Pandas df.replace with regex group

I have a column with strings such as: Posted: 1 day ago, Posted: 2 days ago. I want to convert this column to a column of dates, i.e.: datetime.date(2021, 12, 22), datetime.date(2021, 12, 21).

I tried using regex groups combined with df.replace() to achieve it in a compact operation:

df2 = df.replace({r"Posted: (\d+) days? ago": str(date.today() - timedelta(int(r"\1")))}, regex=True)

but this results in ValueError: invalid literal for int() with base 10: '\\1' error since int() evaluates its input not as a reference to the earlier regex group but as a literal string. Merely just obtaining the matched pattern works fine though, either of the following two would work if I only wanted to preserve the numerical value in the column, instead of translating it to datetime objects:

df2 = df.replace({r"Posted: (\d+) days? ago": "\g<1>"}, regex=True)

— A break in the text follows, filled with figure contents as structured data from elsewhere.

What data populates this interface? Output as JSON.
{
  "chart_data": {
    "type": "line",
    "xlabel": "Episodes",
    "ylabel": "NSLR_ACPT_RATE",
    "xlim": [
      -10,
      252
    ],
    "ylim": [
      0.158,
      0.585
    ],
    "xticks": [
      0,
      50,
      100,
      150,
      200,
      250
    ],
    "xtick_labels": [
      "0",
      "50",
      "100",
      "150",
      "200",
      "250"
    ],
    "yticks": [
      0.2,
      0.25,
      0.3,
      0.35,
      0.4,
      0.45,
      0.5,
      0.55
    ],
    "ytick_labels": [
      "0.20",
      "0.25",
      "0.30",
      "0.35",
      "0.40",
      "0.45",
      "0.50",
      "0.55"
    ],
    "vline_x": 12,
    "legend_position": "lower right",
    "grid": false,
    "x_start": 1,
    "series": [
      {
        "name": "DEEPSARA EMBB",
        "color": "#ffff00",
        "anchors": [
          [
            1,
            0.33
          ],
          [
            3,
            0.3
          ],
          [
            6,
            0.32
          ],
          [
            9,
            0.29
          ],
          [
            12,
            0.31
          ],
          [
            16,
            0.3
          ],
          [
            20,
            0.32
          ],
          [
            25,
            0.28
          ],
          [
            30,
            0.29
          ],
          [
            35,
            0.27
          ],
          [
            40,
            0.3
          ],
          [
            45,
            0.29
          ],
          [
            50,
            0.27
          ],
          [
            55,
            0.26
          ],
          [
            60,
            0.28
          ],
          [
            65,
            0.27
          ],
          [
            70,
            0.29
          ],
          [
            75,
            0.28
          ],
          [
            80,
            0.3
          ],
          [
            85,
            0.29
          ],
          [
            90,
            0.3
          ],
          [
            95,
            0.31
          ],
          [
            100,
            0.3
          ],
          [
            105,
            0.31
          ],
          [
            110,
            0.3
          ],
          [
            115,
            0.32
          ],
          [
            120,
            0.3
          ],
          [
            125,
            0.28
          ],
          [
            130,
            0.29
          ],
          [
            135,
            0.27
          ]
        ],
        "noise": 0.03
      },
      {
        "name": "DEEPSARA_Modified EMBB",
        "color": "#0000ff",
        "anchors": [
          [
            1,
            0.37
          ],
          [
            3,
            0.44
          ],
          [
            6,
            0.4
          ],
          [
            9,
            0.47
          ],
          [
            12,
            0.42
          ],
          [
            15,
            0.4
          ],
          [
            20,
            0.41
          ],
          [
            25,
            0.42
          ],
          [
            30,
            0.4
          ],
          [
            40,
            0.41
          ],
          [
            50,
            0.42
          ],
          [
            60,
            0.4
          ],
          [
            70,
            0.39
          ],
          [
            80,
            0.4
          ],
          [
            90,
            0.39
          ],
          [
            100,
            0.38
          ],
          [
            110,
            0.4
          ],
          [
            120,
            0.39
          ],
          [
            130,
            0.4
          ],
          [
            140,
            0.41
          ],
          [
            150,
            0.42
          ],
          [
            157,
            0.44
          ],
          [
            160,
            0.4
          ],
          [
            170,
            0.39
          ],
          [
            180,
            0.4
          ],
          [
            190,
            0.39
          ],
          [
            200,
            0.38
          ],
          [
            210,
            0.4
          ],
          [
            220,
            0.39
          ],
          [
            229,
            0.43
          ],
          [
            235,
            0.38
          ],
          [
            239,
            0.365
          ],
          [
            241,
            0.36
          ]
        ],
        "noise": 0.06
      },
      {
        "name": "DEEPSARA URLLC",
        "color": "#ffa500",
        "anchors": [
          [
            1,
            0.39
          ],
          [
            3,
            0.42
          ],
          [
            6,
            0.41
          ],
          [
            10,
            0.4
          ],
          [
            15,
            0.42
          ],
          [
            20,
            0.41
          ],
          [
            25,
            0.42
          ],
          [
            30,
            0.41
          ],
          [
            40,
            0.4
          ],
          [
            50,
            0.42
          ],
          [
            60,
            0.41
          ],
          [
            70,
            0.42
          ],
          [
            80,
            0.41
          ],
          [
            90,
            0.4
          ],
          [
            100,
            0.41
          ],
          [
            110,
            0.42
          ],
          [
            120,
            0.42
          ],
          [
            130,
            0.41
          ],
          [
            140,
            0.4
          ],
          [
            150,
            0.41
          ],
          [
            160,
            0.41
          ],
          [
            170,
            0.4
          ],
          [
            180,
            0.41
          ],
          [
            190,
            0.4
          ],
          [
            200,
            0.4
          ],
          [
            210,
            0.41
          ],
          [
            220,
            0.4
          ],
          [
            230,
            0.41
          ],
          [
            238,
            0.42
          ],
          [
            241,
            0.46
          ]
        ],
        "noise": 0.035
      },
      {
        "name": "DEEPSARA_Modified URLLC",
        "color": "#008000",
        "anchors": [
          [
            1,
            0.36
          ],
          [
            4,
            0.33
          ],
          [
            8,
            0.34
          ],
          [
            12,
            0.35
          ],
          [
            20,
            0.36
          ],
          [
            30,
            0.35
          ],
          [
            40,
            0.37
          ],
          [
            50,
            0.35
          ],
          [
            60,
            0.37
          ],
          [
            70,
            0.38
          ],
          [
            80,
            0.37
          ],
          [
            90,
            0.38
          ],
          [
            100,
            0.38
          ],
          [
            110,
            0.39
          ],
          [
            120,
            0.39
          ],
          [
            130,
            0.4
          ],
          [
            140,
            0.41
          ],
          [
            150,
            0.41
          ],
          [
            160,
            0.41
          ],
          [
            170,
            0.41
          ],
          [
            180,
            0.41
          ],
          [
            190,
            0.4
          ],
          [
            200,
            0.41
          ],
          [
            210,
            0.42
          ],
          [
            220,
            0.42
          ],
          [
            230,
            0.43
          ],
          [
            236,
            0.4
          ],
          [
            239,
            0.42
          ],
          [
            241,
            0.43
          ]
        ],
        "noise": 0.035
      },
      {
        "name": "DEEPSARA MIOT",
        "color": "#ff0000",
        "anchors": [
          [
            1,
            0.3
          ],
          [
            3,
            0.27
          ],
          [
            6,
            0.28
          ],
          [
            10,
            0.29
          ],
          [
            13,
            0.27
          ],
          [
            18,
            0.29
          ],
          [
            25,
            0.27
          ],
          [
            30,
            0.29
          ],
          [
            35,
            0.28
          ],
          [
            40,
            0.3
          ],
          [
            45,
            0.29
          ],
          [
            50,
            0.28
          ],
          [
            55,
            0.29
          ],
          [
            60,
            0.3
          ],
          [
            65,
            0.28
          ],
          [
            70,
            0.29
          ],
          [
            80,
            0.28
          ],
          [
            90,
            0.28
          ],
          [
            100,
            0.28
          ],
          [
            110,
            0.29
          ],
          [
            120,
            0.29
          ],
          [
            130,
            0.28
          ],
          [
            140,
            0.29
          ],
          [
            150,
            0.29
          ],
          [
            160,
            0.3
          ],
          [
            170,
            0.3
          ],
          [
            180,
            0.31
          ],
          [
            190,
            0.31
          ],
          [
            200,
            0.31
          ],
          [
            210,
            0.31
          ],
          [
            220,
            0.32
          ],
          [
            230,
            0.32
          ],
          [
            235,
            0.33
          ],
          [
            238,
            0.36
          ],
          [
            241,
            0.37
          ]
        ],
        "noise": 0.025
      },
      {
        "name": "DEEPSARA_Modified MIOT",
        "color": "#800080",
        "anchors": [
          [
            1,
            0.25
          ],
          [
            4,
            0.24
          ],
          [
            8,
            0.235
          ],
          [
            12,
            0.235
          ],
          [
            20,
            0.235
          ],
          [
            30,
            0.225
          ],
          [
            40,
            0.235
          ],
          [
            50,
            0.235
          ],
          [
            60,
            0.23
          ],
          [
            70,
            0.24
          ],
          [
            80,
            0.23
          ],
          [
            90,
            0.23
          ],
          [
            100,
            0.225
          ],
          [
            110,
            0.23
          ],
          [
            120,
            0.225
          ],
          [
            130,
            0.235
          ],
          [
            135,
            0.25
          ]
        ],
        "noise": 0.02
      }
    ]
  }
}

df2 = df.replace({r"Posted: (\d+) days? ago": r"\1"}, regex=True)

How can I obtain the referenced regex value to pass it on to timedelta()?

Full code:

import pandas as pd
from datetime import date, timedelta

df = pd.DataFrame(
    [['Posted: 1 day ago', 'xa01332cs', 101],
     ['Posted: 2 days ago', 'd11as99101', 630],
     ['Posted: 11 days ago', '12011rww1a', 301]
    ],
    columns = ['Date', 'Code', 'Value']
)

def preprocess(df):
    
    #df2 = df.replace({r"Posted: (\d+) days? ago": "\g<1>"}, regex=True)     # this works
    #df2 = df.replace({r"Posted: (\d+) days? ago": r"\1"}, regex=True)       # this works identically to previous row
    df2 = df.replace({r"Posted: (\d+) days? ago": str(date.today() - timedelta(int(r"\1")))}, regex=True)
    return df2

preprocess(df)